# Recent purchase



## Texasstate (Nov 10, 2018)

Tell me what you think ?

Did I do ok ?

@Mike1950 can I get an experts advice

Reactions: Like 2 | EyeCandy! 5


----------



## Nature Man (Nov 11, 2018)

Truly beautiful piece! Shipping couldn't have been cheap! Chuck


----------



## sprucegum (Nov 11, 2018)

Does anyone else see a rabbit or perhaps a sheep face? (upper right)

Reactions: Agree 1


----------



## Mike1950 (Nov 11, 2018)

Glad this got moved. That is a great price. Is it dry? Not really quilt more heavy curl but it will resaw into great lumber.


----------



## Texasstate (Nov 11, 2018)

Been drying for over 2 years not exact on mc

Reactions: Like 1


----------



## CWS (Nov 11, 2018)

sprucegum said:


> Does anyone else see a rabbit or perhaps a sheep face? (upper right)
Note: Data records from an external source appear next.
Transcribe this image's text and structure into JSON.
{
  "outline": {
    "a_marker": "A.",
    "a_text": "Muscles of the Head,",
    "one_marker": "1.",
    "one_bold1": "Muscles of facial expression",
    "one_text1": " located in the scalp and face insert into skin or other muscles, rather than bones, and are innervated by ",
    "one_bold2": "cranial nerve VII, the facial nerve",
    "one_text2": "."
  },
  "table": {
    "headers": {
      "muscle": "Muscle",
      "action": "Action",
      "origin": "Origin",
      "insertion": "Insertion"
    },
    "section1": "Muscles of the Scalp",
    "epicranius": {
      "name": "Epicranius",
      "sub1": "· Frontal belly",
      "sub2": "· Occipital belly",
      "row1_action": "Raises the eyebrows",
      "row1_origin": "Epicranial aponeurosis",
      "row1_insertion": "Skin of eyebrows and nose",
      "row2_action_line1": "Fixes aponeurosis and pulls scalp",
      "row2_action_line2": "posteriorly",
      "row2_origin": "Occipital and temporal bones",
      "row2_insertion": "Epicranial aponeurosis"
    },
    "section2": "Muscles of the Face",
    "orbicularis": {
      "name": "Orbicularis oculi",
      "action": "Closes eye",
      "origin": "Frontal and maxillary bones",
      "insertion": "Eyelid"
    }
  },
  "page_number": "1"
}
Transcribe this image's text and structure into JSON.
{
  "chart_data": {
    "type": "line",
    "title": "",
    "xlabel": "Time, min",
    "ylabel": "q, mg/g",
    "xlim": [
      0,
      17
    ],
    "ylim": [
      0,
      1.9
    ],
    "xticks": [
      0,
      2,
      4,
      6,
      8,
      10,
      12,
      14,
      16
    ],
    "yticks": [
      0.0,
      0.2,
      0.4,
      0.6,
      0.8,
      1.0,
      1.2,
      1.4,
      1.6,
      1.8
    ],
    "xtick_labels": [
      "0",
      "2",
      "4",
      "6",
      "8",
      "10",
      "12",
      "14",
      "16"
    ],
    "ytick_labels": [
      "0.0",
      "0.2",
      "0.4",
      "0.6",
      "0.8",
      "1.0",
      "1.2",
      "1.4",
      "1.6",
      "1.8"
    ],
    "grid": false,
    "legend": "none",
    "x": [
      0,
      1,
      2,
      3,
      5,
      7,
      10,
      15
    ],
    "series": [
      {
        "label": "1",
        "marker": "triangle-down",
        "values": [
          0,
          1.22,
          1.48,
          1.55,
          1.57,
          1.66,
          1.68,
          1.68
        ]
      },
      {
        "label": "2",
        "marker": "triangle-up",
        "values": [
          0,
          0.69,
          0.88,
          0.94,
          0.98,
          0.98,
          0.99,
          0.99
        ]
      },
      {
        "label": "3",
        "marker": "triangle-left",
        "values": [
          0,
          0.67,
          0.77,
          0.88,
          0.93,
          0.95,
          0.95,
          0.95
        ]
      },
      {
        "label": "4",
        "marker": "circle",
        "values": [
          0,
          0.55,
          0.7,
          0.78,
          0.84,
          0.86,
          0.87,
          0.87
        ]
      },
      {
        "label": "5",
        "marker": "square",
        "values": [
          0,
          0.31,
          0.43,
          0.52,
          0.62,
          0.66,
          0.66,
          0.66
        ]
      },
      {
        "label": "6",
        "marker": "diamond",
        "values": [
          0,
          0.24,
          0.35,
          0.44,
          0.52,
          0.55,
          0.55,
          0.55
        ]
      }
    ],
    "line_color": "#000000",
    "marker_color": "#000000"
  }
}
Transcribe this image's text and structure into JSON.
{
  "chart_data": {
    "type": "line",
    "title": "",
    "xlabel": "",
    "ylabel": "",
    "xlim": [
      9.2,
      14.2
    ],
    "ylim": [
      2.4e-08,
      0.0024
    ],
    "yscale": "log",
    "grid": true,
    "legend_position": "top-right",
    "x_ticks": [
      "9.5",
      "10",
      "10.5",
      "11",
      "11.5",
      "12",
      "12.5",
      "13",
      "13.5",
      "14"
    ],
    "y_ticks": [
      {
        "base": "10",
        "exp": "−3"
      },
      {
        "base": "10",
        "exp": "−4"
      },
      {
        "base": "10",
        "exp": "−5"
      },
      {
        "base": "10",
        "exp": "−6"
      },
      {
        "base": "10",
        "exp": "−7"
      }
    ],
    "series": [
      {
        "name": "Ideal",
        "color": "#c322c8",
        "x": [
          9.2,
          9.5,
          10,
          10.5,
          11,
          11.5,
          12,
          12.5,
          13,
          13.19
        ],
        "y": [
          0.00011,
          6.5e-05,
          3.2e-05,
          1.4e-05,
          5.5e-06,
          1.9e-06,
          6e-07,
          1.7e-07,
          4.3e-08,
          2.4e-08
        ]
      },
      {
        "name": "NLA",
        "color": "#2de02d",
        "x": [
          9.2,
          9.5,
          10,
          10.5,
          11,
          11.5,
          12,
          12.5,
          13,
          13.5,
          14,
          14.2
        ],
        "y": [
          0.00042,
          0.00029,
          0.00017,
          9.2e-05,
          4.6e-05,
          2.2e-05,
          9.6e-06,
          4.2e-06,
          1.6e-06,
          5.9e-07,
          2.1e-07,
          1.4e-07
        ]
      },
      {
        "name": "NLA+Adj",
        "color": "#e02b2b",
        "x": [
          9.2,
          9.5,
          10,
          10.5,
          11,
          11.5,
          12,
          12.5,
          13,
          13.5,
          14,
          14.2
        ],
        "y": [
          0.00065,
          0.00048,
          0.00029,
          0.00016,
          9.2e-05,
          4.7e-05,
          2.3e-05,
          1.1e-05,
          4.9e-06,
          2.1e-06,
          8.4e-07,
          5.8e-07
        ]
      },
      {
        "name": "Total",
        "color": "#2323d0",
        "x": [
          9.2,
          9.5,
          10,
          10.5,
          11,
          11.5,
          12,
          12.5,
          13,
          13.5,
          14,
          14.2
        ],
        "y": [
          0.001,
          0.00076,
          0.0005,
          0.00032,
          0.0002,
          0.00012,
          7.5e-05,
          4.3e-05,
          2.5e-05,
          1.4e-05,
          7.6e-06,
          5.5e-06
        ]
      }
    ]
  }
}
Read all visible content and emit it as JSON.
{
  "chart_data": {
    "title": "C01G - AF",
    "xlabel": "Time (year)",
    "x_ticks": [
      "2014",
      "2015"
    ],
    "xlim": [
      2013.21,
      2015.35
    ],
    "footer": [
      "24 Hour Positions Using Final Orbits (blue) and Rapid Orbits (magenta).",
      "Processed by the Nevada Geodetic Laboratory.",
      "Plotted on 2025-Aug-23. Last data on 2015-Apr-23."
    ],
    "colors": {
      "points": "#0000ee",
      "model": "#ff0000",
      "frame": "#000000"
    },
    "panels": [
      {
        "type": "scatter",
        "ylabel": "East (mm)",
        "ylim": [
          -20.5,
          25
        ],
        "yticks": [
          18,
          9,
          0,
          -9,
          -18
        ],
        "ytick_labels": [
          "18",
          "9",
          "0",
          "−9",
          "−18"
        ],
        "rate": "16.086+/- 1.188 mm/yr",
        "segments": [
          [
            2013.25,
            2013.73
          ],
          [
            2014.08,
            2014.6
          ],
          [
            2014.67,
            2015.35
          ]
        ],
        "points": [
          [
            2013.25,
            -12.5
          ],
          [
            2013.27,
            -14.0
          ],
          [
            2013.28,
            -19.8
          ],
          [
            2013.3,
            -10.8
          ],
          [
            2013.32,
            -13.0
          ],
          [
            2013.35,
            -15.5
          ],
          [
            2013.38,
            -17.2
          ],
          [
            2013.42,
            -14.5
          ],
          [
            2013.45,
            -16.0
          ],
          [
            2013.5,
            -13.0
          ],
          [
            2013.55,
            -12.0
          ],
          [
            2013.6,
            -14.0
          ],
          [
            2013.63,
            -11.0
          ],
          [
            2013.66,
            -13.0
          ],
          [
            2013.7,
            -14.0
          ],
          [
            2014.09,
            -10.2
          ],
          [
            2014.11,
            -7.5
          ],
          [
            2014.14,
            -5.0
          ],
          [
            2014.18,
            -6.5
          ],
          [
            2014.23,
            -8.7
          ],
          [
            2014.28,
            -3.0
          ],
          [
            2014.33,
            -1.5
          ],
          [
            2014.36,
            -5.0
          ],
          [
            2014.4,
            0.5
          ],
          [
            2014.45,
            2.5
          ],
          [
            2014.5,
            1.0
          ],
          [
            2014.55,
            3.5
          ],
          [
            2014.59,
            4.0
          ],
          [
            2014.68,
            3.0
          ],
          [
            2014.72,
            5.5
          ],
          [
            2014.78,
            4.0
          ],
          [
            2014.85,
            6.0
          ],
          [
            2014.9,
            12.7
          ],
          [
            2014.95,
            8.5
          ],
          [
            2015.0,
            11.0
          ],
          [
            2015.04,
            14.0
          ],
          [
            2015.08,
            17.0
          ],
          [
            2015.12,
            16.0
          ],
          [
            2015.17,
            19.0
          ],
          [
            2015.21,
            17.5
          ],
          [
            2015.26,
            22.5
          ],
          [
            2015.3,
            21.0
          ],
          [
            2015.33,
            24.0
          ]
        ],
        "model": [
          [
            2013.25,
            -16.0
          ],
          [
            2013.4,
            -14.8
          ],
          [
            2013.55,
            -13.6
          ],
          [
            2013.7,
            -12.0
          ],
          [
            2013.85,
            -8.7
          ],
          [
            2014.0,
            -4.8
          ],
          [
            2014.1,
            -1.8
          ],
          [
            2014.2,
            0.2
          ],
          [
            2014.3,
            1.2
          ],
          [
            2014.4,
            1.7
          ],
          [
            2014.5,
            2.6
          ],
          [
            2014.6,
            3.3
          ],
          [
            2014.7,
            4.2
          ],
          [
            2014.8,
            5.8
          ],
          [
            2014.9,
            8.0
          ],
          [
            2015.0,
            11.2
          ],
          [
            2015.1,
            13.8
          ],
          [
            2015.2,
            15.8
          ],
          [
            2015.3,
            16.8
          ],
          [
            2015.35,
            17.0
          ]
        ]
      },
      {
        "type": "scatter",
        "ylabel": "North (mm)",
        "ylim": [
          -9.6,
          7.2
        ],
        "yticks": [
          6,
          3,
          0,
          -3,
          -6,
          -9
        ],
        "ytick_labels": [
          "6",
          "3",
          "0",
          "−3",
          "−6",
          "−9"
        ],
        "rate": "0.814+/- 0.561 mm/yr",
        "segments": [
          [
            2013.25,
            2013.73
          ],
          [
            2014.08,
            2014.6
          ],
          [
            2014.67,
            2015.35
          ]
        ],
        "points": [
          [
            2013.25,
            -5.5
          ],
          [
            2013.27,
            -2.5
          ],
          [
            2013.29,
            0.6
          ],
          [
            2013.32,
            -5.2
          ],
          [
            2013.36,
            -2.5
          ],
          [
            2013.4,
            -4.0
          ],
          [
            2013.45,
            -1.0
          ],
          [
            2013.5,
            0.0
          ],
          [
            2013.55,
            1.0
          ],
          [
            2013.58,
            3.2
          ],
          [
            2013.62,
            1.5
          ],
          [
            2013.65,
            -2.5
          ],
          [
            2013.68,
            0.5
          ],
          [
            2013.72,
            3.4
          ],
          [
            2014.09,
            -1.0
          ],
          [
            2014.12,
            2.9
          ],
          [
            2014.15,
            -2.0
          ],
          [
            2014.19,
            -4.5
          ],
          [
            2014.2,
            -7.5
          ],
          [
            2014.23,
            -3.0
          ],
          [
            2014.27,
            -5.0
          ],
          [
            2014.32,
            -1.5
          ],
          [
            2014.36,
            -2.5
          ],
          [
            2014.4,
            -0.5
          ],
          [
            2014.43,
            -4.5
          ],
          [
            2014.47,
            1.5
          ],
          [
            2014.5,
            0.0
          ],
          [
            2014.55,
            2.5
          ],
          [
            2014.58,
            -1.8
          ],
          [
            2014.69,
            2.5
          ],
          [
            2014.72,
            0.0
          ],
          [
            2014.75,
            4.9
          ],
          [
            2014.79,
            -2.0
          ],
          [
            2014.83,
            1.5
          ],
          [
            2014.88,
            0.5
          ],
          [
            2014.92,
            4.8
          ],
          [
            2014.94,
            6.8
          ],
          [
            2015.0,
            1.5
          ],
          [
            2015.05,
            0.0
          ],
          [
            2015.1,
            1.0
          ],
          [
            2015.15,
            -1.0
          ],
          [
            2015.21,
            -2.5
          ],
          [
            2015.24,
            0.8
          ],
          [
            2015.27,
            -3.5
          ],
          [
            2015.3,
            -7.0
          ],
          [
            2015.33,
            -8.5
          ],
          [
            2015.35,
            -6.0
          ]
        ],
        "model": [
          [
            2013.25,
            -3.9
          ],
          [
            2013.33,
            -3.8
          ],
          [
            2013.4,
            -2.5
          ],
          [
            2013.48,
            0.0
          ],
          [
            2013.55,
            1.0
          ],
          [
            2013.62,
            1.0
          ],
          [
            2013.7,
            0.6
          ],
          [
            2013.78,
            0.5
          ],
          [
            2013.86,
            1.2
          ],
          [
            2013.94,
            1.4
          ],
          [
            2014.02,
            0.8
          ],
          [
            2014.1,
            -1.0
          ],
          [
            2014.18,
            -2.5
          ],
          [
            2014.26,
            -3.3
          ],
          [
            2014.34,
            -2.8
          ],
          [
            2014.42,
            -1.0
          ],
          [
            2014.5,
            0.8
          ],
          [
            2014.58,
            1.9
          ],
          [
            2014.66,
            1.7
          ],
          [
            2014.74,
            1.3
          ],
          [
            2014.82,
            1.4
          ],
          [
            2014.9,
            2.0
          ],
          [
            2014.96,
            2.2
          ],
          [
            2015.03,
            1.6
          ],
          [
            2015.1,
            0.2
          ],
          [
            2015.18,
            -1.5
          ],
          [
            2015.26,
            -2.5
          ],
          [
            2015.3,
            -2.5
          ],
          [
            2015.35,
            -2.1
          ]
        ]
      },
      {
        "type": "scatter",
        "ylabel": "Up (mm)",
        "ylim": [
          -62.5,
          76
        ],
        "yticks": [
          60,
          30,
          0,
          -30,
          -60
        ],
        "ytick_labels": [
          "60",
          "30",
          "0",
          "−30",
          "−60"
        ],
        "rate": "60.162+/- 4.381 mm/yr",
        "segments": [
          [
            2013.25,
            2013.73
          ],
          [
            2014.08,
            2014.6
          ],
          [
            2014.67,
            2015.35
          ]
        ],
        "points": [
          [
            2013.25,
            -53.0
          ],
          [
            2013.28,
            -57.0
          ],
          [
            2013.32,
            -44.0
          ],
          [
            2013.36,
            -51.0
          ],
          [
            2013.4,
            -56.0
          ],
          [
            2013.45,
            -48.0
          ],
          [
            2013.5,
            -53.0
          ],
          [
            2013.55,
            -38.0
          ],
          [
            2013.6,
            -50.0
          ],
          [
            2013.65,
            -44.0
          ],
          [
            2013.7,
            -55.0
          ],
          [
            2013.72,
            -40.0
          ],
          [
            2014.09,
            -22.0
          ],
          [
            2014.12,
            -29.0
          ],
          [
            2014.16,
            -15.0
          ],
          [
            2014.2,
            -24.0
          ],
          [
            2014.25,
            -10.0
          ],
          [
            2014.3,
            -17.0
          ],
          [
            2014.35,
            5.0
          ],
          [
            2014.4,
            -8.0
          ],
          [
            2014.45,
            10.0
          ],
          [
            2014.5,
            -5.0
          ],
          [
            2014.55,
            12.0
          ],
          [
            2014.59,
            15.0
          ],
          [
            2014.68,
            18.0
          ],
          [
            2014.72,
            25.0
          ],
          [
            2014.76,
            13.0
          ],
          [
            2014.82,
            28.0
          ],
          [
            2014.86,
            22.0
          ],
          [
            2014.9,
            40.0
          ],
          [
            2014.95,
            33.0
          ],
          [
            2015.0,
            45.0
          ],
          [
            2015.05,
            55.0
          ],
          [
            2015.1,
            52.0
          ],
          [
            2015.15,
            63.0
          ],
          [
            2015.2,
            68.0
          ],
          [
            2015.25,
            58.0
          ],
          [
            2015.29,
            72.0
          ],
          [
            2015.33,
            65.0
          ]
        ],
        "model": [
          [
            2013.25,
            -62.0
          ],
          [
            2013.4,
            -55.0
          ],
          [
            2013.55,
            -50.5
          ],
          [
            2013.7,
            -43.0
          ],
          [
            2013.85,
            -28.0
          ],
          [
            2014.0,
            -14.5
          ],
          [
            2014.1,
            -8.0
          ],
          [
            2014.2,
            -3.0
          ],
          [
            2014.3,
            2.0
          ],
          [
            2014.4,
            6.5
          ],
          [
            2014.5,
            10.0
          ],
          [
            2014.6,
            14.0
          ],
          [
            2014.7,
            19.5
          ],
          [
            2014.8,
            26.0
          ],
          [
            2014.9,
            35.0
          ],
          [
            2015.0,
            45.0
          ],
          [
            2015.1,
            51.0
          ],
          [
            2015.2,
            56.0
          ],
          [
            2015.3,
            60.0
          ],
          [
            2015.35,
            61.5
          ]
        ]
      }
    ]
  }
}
Sure !! Plane as the nose on your face. Just kidding Dave. I can see a rabbit.


----------



## barefoot (Nov 18, 2018)

Yes, a rabbit. Gorgeous wood. Watcha gonna do with it?


----------



## Texasstate (Nov 18, 2018)

I think I am going to make and entry way table. Not real sure but I like the slab so I prefer not to cut it up!

Snapped some pics after opening in the living room

Reactions: Like 1 | EyeCandy! 1


----------



## Patrude (Nov 26, 2018)

Talk about finding treasure. Same Dave, looks enough like a rabbit


----------